SPOF discipline (Authentik is a SPOF)

Authentik fronts SSO for downstream services. When Authentik is down, every service integrated via OIDC / forward-auth loses its login flow. Every service put behind Authentik must keep a local-fallback credential so it can be reached when Authentik is broken:

  • Jellyfin: native admin account stays in Bitwarden
  • Pi-hole admin: native password stays in Bitwarden (item Pi-Hole)
  • Uptime Kuma: native admin in Bitwarden
  • Coder: coder users create admin-local --password=... (see k8s/coder/README.md step 8)

When wiring a new downstream integration, verify the fallback works before declaring the integration done.

Host-level changes

Anything host-level on gandalf (apt, systemd, files in /etc/, sysctl, etc.) belongs in ansible/provision-gandalf.yml. It's idempotent and meant to be re-run after pulling repo changes that touch system/. Don't ad-hoc edit gandalf — if it matters enough to remember, capture it in the playbook.

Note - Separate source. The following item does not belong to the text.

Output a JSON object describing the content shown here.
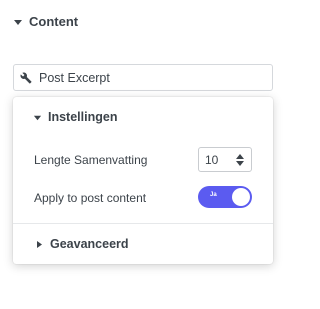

For Pi workers, the analogous playbook is ansible/provision-pi.yml. The Tailscale auth keys it needs are minted via ansible/bin/mint-tailscale-authkey.sh (OAuth, on-demand, short-lived).

Pull requests + commits

  • Feature branches → PRs → squash-merge to main. Never push to main directly (branch protection enforces this).
  • No Co-Authored-By trailer in commit messages or PR bodies.
  • Commit subjects: imperative mood, ≤ 70 chars. Body for "why," not "what."
  • PR template at .github/pull_request_template.md lists the before-merge checklist (secrets, backup wiring, SPOF impact).

Things deliberately not done

  • No GitOps controller (Argo CD, Flux). Apply is manual on purpose — one operator, low blast radius, easier to reason about.
  • No bundled chart wrappers / Kustomize layers. Helm values + raw YAML, applied top-level.
  • No CI test suite for manifests beyond .github/workflows/lint.yml (kubeconform + yamllint).
  • k3s itself is not under IaC. provision-gandalf.yml captures some host state, but the k3s install command lives in shell history. A from-scratch rebuild means re-running curl … | sh - and re-importing all PVs. Accepted trade-off for now.